The house is dangerous. I’ve tolerated so much from this landlord. We had no heating for over 12 months because he got an unregister­ed installer to fit a boiler. I had a gaping hole in the roof for over 18 months that’s now “fixed” with plywood and sealant. He doesn’t care and when I complain he says it’s an old house and he can’t be pumping money into it.

Despite the fact that I will have a good profession, I fear that having to enter the rental market (as I cannot possibly purchase straight away) will result in far too much of my hard-earned salary going towards lining the pockets of the landlord class in Ireland. This may in turn make it difficult for me to actually ever buy my own home – and Housing Minister Eoghan Murphy’s co-living is a disgusting throwback to the tenements of 19th and early

20th century Dublin.

I’ve been in homeless accommodat­ion for five years. I’m in a night shelter which opens at 6.30pm. I have to leave at 10am. I have nowhere to go. I have no family. I walk around doing nothing all day. I have been looking for HAP and never get any luck. I’ve been to viewings and never get called back. My mental health is terrible. I suffer from anxiety and depression. I was 29 when I became homeless. I’m nearly 34 now. I have no life. This will be my fifth Christmas stuck in a little room, no Christmas trees, no nothing.

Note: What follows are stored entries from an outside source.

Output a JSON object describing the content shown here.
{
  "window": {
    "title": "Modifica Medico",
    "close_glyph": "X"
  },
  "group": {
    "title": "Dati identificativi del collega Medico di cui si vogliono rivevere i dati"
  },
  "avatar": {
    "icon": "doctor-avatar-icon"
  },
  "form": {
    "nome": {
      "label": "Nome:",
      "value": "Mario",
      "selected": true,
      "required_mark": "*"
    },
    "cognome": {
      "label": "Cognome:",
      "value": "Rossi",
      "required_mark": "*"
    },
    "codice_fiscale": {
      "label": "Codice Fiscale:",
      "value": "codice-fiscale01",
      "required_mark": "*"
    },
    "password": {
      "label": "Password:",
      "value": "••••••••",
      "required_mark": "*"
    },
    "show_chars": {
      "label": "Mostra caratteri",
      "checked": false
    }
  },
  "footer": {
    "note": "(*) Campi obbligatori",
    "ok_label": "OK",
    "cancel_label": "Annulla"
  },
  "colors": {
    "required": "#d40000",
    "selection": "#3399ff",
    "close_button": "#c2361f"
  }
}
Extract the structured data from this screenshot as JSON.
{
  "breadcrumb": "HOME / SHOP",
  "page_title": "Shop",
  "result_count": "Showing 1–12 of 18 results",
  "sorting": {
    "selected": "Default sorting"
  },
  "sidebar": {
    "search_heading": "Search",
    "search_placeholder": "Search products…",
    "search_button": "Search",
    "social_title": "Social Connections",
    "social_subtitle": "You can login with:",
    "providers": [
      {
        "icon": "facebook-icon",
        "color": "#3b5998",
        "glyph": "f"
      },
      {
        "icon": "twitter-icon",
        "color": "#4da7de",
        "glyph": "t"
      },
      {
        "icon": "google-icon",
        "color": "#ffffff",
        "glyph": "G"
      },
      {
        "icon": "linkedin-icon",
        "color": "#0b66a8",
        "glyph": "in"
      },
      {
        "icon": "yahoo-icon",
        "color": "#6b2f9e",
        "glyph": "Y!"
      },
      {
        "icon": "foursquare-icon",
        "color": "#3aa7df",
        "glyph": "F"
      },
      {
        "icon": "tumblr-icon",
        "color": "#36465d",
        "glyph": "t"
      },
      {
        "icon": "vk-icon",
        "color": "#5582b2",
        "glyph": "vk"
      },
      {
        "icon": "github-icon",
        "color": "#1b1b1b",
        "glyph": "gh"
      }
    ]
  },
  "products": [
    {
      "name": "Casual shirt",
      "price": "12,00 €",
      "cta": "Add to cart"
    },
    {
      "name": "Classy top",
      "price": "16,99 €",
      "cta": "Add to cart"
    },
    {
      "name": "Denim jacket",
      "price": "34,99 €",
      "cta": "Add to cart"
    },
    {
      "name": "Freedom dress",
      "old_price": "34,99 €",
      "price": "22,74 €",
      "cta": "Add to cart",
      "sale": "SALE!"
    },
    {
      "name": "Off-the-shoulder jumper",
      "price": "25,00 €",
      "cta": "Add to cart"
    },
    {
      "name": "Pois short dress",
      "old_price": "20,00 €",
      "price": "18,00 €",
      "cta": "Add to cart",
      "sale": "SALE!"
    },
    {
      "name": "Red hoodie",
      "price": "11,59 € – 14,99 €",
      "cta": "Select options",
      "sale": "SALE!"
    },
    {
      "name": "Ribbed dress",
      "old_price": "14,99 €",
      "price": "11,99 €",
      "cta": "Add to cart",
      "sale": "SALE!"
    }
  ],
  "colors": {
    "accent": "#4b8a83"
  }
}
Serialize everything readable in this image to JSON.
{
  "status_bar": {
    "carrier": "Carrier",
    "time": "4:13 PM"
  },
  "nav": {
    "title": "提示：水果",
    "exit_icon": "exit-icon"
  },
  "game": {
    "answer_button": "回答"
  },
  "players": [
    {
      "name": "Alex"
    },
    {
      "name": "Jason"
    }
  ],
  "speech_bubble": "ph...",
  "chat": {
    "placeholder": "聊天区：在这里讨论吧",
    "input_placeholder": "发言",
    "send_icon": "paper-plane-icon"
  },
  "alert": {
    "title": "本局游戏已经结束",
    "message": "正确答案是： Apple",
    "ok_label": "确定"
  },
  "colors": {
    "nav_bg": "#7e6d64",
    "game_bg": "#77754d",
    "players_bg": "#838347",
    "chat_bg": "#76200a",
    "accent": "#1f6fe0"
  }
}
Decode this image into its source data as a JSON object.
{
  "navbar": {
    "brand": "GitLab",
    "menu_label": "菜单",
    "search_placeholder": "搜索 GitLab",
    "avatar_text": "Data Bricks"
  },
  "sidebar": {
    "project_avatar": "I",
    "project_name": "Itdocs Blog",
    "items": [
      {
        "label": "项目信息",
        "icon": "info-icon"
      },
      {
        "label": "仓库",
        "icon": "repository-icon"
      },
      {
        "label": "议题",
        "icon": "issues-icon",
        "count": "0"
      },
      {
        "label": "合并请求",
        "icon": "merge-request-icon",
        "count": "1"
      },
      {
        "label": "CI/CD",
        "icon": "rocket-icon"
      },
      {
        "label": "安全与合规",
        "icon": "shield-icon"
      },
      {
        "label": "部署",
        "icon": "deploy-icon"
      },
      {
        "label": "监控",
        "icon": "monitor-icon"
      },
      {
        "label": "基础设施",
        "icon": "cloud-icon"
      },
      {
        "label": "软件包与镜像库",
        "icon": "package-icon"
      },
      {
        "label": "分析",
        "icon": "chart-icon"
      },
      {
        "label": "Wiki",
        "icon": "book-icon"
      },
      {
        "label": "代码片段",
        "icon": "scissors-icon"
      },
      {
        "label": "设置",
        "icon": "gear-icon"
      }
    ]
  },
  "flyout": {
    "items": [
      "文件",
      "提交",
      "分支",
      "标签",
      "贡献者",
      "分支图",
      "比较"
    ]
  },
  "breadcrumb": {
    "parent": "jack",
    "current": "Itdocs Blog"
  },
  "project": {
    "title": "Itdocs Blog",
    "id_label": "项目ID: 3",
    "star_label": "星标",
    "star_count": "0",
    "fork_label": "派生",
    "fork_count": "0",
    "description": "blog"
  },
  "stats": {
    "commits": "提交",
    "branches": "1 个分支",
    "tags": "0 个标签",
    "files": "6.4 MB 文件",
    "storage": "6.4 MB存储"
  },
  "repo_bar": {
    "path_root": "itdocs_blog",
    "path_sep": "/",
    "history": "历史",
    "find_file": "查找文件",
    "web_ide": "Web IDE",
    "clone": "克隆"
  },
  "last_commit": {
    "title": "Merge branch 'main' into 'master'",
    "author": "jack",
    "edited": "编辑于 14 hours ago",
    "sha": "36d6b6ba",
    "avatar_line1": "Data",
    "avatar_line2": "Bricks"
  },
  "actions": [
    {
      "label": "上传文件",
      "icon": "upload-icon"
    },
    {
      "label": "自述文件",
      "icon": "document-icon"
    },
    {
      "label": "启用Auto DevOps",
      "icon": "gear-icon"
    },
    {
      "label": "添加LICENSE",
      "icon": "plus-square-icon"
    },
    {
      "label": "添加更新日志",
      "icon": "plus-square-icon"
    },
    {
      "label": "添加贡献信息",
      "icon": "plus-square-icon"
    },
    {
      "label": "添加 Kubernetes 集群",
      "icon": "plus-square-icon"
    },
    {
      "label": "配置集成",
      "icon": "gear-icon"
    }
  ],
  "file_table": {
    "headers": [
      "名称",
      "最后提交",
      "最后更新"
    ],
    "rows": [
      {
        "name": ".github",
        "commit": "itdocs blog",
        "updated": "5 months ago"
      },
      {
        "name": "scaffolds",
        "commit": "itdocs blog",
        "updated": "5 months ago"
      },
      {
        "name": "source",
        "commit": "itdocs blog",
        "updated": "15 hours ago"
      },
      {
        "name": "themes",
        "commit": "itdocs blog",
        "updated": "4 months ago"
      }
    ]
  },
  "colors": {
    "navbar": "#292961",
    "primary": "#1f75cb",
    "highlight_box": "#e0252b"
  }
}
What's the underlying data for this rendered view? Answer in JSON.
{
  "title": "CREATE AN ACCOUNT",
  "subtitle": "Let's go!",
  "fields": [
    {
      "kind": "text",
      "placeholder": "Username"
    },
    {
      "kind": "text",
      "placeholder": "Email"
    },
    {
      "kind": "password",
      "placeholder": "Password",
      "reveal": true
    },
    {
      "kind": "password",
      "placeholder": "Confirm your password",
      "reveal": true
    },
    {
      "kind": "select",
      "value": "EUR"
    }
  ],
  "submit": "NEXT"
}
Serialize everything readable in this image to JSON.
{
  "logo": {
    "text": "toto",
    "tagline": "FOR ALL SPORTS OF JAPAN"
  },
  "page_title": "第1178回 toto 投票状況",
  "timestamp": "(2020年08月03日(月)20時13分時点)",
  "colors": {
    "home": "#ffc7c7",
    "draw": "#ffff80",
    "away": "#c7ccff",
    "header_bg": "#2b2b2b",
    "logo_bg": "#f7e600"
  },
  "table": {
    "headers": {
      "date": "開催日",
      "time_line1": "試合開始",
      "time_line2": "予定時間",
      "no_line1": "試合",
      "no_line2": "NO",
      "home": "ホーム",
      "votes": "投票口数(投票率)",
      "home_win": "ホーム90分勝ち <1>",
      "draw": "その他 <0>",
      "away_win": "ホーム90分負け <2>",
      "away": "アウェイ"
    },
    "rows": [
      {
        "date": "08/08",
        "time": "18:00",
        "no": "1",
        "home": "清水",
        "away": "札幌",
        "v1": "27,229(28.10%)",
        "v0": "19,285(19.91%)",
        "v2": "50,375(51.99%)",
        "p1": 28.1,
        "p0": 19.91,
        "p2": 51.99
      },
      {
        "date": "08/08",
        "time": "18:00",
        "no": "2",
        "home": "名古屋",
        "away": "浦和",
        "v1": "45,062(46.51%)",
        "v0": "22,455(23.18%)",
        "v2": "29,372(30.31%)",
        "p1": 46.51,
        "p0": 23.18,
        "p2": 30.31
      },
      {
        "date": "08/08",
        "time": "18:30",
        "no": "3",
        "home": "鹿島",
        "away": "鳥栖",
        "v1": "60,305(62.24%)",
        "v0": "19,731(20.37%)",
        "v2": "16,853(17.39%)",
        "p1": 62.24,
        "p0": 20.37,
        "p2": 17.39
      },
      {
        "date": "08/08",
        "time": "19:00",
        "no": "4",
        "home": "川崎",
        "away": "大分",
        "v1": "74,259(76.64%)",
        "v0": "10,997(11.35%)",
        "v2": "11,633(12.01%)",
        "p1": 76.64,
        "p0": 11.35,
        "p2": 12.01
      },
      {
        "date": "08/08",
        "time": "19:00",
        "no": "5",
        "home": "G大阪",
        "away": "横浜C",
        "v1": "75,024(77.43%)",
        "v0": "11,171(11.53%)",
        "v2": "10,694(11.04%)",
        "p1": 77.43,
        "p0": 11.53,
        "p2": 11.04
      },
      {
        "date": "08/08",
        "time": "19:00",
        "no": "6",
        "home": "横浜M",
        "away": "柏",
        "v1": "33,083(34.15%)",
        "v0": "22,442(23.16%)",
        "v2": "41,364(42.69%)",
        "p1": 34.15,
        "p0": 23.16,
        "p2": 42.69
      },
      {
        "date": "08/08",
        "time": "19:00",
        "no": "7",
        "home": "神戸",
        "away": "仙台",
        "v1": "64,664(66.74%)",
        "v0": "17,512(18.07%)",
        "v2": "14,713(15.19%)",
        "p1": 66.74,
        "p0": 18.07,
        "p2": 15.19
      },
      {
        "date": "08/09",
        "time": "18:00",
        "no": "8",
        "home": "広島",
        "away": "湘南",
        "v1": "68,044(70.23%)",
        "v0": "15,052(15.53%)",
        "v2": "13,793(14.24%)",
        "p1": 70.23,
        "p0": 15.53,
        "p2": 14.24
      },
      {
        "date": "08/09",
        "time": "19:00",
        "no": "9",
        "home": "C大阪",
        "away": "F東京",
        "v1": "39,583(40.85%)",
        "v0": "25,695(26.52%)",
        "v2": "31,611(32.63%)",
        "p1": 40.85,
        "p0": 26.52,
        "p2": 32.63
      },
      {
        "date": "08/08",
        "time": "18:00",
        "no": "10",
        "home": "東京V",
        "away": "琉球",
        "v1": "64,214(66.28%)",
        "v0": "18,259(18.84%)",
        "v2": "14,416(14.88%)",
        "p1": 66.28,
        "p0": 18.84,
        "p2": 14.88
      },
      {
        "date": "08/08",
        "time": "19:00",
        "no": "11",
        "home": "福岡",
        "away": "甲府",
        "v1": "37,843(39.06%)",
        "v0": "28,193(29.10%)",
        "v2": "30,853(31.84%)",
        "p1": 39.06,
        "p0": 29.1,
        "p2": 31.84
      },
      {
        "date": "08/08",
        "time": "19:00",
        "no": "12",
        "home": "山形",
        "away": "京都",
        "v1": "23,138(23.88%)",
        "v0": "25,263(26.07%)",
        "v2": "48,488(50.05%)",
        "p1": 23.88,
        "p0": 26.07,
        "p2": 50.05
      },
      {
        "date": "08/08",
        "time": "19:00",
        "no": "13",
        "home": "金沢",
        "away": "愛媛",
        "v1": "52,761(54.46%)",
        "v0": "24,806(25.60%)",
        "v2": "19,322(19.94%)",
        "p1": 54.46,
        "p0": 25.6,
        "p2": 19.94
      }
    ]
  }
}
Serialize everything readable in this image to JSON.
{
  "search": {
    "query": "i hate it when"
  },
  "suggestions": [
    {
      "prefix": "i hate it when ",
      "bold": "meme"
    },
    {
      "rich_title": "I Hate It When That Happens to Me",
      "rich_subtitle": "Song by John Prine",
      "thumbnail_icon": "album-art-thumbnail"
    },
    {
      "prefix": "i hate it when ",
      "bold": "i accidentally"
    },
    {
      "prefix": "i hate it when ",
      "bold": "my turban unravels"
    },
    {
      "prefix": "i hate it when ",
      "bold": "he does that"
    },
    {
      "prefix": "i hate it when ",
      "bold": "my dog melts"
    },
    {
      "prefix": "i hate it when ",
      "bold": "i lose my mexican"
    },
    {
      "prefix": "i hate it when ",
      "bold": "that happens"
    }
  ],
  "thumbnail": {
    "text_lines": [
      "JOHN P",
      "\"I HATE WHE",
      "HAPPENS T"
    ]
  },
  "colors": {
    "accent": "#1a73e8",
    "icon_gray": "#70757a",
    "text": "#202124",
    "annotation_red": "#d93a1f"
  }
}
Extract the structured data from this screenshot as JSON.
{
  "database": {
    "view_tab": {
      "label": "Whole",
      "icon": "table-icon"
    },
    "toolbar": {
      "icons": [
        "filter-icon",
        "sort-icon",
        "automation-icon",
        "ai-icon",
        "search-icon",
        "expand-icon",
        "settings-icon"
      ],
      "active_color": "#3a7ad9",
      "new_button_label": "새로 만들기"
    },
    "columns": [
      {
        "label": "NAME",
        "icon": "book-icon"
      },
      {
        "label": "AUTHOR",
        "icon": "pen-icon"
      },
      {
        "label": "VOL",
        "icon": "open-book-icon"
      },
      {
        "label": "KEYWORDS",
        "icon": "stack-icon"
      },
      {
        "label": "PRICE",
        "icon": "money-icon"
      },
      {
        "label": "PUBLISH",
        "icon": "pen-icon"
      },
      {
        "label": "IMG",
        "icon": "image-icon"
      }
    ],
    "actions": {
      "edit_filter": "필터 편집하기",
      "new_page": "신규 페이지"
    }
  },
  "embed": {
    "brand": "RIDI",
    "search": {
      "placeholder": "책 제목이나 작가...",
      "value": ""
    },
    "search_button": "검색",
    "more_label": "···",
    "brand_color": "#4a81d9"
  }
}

A dog would be treated better.

A close friend of mine bought a car with no tax, NCT or insurance just so he can sleep in it instead of sleeping on the streets. The police took the car from him. Little did they know it was the only place he could feel safe at night to sleep with some bit of heat. The homeless hostels are a joke with people taking heroin and other drugs in the same room. He’s afraid he will end up on hard drugs too.

I know we’re not homeless. We have a roof over our heads – and for that we are truly grateful. There’s myself, my husband and my five kids living in a two-bed flat. It is dampriddle­d, doesn’t matter what we do with it. We continue to have frequent floods. Myself and hubby share a room with the two youngest while my three older girls squash into a box room.